09 ene 2022 . Actualizado a las 20:07 h.

Llegué a Lugo en la temporada 1988/1989, la misma que arribó Ricardo Hevia. Los dos asturianos, los dos deportistas, uno futbolista y otro entrenador de baloncesto. Compartimos alojamiento, disfruté con él alguna comida en La Oca, cafeteamos y me divertí con sus desenvueltas charlas callejeras. Hablábamos más de fútbol que de baloncesto, él sabía mucho más de lo mío que yo de lo suyo. Teníamos amigos y conocidos comunes en nuestra querida Asturias. Dialogante nato, conversador natural, comunicador sencillo, espontáneo, franco, llano, campechano, abierto... Llegó a Lugo como llegamos tantos deportistas, con un contrato bajo el brazo de meses, un año o a lo sumo dos. Un año se pasa en cualquier sitio, es lo que sueles pensar cuando sales de casa, pero Lugo no es cualquier sitio. Ricardo se quedó y yo también, como otros muchos. Porque esta ciudad te atrapa, te engancha, te seduce, te cautiva, te enamora, te conquista. Acabó sus días en ella, como otros muchos lo han hecho, como algunos haremos, síntoma de querencia, de pertenencia, de apego. Las ciudades se hacen con lo propio y con lo ajeno. Lugo sabe de importaciones deportivas porque Lugo es muchas cosas y también mucho deporte. Lugo, Breo, Ensino, Emevé… y más disciplinas deportivas y muchos más clubs. Se acaba el deporte y sigue la vida, un proyecto de vida, una familia, hijos, y ya formas parte de este lugar, eres más de aquí que de cualquier otro sitio.

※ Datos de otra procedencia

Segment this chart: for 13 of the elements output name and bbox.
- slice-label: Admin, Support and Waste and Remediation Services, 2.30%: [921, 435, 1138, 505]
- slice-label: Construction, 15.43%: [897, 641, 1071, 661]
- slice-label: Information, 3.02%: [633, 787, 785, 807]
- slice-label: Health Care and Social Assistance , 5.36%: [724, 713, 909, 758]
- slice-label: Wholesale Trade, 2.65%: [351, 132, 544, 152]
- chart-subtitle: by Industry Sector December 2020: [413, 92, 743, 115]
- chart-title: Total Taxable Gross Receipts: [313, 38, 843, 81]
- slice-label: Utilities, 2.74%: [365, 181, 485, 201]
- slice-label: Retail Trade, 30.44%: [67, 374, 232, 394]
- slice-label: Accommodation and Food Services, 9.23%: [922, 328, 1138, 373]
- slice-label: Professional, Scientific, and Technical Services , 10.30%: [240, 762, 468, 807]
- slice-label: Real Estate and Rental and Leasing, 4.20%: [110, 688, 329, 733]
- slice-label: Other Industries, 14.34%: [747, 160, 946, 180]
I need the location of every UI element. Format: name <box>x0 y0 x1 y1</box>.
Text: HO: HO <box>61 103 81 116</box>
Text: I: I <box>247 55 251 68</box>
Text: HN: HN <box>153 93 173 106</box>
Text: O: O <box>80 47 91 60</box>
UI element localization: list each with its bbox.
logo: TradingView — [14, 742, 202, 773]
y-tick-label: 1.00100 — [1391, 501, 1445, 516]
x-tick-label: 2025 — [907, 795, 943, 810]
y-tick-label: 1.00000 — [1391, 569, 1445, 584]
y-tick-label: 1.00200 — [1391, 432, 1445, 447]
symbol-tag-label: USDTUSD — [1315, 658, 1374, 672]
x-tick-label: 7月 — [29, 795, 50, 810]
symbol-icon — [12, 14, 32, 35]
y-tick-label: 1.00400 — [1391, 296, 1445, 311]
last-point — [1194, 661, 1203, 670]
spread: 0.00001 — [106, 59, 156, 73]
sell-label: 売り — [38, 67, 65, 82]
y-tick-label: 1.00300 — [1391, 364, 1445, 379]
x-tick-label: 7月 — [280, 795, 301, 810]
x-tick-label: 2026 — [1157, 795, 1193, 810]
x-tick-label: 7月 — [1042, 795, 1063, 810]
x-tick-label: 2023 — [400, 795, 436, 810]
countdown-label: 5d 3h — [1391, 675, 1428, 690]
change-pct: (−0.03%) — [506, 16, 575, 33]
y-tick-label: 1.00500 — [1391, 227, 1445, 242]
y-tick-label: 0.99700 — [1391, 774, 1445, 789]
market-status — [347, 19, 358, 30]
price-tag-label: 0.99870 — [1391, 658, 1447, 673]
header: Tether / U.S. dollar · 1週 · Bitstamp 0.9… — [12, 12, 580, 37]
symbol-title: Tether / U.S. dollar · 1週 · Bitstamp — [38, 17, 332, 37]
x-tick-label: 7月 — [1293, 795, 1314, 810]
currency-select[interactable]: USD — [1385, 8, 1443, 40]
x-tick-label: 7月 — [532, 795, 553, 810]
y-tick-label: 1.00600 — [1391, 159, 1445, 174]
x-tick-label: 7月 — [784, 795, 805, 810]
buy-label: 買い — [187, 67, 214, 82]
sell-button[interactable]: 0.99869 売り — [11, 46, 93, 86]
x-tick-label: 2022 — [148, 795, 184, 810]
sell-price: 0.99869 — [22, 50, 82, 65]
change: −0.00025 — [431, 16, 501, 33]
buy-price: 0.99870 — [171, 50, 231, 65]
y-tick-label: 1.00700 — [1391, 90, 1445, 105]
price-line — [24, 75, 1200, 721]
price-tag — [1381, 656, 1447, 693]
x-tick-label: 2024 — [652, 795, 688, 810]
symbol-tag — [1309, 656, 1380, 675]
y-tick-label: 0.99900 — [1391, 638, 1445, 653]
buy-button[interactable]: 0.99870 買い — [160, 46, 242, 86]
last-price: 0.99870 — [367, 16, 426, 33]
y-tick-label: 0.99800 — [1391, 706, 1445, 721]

Del partido, primera parte con alternativas con idas y vueltas sin ningún ganador claro, pero con un necesario gol rojiblanco. El Lugo supo dar donde más duele al adversario, al final y al inicio de cada parte. El escenario propicio, los locales sin la responsabilidad del balón y con la ansiedad visitante. La segunda parte se hizo larga porque el Mirandés no se rindió nunca. No hay triunfo sin sufrimiento. El equipo volvió a ganar. Sobre el césped, jugadores que no son de Lugo. Quién sabe qué sorpresa les deparará el destino. Seguro que alguno seguirá el devenir de Ricardo, otros se marcharán, pero dejarán un trozo de su corazón aquí. Agradezco a Lugo, al deporte, a la vida que me haya puesto en su camino. Este artículo va dedicado a él, y a tantos que encontraron un lugar, el mejor lugar posible, en esta ciudad, en esta provincia, arrebatadora de sueños, poseedora de encanto, atrayente y cautivadora. Adiós, amigo.